Myanmar’da ülkenin batısındaki Arakan bölgesinde yaşayan Müslüman azınlık Rohingyalıları hedef alan saldırıları araştırması için kurulan komisyon, krizin çözümü için hükümete şok edici bir öneride bulundu. Devlet Başkanı Thein Sein’in geçen yıl atadığı 27 üyeli komisyon tarafından hazırlanan raporda, Müslümanlar arasında nüfus artışını kontrol altına almak için doğum kontrol programı uygulanması önerisinde bulunuldu. Raporda, Budistlerin komşu ülke Bangladeş’ten gelen, yasa dışı göçmenler olarak gördükleri Müslümanların artan nüfusuyla ilgili endişelerinin iki toplumun barış içinde birlikte yaşamasına büyük engel oluşturduğu belirtilerek çözüm için bölgedeki çeşitli merkezlerde doğum kontrol eğitimi verilmesi önerildi.

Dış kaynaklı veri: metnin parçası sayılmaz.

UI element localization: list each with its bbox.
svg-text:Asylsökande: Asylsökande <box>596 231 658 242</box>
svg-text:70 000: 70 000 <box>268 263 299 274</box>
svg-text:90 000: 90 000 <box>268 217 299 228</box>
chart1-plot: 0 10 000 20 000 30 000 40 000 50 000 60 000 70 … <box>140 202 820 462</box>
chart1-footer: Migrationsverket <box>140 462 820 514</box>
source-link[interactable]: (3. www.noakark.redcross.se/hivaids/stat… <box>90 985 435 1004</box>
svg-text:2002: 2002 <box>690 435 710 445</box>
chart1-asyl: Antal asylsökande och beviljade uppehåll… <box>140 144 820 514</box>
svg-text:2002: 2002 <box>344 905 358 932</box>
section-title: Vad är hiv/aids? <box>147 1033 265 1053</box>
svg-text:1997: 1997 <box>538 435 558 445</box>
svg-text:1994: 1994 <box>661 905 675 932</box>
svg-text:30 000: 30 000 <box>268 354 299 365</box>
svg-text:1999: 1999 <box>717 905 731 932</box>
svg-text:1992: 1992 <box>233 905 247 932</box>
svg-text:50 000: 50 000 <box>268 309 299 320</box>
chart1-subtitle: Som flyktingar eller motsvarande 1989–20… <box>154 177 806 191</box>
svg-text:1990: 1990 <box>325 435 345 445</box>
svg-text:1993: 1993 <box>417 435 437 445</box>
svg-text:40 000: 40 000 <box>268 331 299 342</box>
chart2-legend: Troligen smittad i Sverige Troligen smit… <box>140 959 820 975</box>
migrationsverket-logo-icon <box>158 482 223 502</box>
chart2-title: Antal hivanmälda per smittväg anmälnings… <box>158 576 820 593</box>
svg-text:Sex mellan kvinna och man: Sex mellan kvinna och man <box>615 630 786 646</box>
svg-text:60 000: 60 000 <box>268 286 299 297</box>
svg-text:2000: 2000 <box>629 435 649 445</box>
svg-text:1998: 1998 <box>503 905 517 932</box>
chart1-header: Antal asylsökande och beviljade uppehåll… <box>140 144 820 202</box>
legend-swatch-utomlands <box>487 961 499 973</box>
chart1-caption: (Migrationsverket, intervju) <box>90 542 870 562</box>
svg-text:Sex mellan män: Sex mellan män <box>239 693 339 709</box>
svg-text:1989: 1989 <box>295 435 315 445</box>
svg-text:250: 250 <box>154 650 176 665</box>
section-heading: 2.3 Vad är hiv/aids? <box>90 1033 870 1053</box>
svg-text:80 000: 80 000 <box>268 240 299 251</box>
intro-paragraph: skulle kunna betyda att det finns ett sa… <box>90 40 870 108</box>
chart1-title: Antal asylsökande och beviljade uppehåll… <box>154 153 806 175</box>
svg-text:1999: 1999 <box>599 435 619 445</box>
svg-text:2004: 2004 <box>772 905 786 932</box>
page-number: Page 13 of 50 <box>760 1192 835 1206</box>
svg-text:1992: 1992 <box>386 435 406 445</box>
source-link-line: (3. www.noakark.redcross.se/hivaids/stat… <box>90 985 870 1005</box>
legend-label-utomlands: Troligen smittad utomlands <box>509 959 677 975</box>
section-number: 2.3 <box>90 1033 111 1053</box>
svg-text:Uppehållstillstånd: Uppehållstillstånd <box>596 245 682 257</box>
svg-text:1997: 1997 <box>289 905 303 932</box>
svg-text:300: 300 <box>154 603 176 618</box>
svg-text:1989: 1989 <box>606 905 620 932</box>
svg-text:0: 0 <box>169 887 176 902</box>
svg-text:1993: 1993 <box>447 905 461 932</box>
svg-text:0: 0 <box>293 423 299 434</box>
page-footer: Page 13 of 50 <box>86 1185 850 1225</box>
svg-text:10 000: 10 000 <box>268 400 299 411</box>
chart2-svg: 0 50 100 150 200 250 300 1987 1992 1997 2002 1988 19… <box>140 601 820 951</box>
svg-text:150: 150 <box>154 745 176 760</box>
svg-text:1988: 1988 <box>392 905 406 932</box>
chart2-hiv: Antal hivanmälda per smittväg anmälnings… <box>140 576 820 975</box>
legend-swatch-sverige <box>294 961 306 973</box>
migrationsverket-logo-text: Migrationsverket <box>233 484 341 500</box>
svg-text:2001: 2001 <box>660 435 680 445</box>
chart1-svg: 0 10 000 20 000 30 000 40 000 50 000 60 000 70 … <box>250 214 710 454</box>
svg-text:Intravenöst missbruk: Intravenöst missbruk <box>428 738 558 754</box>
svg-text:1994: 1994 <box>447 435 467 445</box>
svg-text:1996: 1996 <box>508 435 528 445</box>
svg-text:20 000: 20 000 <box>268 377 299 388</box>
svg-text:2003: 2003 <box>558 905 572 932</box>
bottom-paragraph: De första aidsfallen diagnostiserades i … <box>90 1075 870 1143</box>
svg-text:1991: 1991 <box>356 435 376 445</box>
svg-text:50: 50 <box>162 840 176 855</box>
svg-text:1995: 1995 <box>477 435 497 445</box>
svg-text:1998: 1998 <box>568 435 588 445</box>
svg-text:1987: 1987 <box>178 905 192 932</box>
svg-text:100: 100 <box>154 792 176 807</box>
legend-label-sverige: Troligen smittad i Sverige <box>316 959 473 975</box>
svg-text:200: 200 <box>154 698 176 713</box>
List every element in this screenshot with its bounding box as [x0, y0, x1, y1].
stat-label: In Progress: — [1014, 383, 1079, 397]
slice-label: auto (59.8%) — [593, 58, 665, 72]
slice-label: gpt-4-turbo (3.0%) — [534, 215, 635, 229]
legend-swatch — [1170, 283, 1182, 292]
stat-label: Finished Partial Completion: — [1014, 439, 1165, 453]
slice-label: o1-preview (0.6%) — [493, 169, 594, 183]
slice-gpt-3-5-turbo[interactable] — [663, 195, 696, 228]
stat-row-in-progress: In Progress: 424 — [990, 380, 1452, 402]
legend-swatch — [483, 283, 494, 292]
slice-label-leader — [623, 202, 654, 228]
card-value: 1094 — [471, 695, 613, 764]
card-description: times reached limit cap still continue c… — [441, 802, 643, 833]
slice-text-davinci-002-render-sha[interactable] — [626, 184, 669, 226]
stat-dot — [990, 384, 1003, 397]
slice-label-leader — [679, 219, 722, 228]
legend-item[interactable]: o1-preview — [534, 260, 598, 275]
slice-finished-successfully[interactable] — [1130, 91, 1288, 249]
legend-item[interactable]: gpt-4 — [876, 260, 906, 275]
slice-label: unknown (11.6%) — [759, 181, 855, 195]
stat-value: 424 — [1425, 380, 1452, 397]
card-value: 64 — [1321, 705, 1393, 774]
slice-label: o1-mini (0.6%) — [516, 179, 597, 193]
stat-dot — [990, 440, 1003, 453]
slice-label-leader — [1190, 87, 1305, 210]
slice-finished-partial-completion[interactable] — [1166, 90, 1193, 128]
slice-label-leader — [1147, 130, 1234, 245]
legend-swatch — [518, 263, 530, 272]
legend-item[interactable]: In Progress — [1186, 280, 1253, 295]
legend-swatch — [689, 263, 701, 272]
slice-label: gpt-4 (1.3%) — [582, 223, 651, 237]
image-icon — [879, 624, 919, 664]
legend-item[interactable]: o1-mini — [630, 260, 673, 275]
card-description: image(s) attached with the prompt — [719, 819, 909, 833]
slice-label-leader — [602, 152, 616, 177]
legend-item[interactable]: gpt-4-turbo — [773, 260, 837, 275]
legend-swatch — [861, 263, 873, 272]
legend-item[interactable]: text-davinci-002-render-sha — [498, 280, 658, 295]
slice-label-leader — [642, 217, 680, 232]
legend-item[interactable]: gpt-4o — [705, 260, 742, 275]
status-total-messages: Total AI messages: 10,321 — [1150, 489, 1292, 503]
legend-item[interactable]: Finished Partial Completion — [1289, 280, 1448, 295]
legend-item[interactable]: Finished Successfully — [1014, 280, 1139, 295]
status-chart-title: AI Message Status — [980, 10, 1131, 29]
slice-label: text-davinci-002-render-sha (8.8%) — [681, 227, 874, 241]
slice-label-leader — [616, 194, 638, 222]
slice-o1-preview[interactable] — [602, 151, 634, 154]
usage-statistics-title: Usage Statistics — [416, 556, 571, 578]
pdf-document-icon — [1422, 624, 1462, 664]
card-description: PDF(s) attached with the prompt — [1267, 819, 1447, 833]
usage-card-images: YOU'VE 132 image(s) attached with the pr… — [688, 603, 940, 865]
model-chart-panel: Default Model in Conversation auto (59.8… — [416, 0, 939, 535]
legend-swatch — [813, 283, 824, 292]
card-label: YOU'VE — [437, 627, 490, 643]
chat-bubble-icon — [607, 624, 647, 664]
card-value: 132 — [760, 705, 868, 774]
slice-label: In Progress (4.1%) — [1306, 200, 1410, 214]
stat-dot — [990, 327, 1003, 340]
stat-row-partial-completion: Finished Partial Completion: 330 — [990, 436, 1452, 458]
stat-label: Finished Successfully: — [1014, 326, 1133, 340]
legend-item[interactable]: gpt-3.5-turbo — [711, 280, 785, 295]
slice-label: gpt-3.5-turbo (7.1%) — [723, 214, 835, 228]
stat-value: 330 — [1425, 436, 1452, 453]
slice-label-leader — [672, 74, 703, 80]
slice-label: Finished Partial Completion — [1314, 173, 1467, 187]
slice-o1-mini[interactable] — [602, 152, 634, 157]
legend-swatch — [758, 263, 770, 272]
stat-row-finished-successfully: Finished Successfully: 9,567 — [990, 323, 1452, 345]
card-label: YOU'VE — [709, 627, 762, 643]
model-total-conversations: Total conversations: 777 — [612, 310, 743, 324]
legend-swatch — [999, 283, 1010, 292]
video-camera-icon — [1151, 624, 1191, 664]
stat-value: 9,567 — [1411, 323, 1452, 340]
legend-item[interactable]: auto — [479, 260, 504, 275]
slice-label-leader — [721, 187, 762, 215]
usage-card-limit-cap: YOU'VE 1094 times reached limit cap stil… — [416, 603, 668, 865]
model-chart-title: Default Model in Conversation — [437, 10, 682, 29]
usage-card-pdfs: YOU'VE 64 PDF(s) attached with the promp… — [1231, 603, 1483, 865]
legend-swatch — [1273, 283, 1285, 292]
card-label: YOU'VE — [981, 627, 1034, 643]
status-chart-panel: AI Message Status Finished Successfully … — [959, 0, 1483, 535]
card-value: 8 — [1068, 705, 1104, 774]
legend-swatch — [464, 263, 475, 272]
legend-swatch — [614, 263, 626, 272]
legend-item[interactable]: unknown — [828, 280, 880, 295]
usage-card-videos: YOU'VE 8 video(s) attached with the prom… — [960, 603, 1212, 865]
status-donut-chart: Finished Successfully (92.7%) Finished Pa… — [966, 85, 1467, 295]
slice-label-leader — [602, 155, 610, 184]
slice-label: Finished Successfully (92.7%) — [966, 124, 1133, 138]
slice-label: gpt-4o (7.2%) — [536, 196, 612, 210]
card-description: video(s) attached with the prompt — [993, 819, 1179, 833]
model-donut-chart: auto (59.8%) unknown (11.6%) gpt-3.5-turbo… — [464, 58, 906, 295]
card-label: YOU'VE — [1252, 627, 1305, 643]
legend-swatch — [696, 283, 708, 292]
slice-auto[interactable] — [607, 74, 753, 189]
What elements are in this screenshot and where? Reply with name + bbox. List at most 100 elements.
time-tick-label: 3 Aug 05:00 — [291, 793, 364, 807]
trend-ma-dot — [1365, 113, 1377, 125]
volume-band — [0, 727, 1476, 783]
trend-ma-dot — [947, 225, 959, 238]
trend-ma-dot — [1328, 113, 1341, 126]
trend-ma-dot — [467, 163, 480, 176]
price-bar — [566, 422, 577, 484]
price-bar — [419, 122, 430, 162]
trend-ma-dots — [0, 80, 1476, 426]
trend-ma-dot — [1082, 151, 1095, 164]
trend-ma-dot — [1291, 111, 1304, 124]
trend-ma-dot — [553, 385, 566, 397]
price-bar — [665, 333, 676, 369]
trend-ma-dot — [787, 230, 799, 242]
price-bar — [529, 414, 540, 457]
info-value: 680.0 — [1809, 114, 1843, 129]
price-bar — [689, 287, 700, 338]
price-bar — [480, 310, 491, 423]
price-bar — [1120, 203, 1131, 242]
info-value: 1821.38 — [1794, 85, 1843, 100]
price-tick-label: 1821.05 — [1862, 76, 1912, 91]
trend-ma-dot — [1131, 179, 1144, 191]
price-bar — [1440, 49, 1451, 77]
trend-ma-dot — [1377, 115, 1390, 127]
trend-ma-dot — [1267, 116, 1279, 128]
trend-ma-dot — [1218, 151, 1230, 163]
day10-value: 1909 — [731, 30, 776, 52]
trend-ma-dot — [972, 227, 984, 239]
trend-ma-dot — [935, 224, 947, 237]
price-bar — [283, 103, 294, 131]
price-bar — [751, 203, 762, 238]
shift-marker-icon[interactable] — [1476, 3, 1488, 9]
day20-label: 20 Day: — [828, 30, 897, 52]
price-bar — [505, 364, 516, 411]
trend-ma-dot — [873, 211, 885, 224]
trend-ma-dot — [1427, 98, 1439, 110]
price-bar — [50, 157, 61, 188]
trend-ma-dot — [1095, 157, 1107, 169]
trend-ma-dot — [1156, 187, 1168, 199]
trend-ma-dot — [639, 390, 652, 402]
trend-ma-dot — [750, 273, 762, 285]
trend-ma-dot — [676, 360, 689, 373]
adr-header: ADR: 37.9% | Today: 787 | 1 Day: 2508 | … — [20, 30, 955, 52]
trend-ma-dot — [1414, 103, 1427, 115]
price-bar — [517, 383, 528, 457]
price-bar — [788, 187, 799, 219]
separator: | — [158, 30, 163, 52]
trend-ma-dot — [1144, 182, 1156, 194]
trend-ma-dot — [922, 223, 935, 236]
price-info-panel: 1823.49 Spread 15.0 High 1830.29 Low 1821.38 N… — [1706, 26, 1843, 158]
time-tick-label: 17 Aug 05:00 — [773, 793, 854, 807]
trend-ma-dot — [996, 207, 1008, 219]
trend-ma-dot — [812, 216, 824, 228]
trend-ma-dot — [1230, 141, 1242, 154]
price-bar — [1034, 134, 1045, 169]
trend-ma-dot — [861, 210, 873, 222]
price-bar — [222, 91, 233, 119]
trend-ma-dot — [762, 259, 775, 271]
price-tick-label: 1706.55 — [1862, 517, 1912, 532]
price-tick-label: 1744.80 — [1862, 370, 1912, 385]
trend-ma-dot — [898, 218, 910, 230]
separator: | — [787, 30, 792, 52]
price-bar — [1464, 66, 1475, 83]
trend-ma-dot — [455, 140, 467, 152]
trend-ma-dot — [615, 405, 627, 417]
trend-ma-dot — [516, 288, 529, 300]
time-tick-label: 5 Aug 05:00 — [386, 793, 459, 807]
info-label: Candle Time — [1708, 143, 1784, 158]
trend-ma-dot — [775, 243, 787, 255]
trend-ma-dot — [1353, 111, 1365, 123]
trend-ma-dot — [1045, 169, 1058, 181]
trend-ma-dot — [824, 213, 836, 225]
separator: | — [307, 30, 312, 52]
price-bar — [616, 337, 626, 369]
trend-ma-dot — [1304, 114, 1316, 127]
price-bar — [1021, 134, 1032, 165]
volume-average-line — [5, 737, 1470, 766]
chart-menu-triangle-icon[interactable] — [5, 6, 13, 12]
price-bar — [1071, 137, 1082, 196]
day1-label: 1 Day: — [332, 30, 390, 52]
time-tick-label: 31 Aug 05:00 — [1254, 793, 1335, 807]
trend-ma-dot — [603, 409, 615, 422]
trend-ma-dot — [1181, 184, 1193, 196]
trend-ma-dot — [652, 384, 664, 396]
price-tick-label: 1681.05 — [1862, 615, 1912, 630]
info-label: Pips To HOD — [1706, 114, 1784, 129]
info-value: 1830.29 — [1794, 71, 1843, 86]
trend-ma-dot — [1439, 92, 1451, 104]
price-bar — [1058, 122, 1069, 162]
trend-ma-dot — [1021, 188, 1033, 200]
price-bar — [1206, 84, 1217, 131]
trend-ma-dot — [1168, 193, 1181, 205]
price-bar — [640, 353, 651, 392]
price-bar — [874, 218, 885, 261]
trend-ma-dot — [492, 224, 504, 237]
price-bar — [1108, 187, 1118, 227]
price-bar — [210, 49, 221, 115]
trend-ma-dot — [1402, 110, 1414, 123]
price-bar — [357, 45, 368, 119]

Zaman'da yer alan habere göre hükümete Arakan eyaletinde yaşayan herkesin vatandaşlık durumunun belirlenmesi çağrısında bulunan komisyon, en azından gerilim azalana kadar iki toplumu birbirinden mümkün olduğunca uzak tutmak için güvenlik görevlilerinin sayısının artırılması gerektiğini belirtti.
Myanmar yasaları gereği, ataları 1948 yılındaki bağımsızlıktan önce ülkede yaşayanlar, vatandaşlık için başvurma hakkına sahip. Ancak ülkeyi on yıllarca demir yumrukla yöneten askerî cunta döneminde Arakanlı Müslümanlar bu haklarından yararlanamadı. Ülkenin Müslüman halkı, seyahat etmek hatta evlenmek için dahi izin almak zorunda. Toplam sayısı 800 bini bulan Müslüman halkın önemli bir kısmı ülkeye İngiliz Kolonyal idaresi döneminde Bangladeş’ten göç edenlerin torunları. Ancak daha sonradan gelenler de bulunuyor.
Öte yandan geçen hafta yayınladığı raporla Rohingya Müslümanlarına karşı etnik temizlik yapıldığını ortaya koyan İnsan Hakları İzleme Örgütü, komisyonun hazırladığı raporu son derece yetersiz olarak nitelendirdi. Örgütün Asya sorumlusu Phil Robertson, raporun yaşanan saldırı ve cinayetlerin sorumlularının yargı karşısına çıkartılmasına yeterince vurgu yapmadığını, bunun da hükümetin adımlarını ileride gerçekleşecek başka etnik temizlik olaylarını planlayacakları caydırmaktan uzak kılacağını belirtti. Robertson ayrıca güvenlik görevlilerinin dokunulmazlığını sona erdirecek reformlar yapılmadan güvenlik görevlilerinin sayısının iki katına çıkartılmasının ancak potansiyel bir tehdit olacağını ifade etti.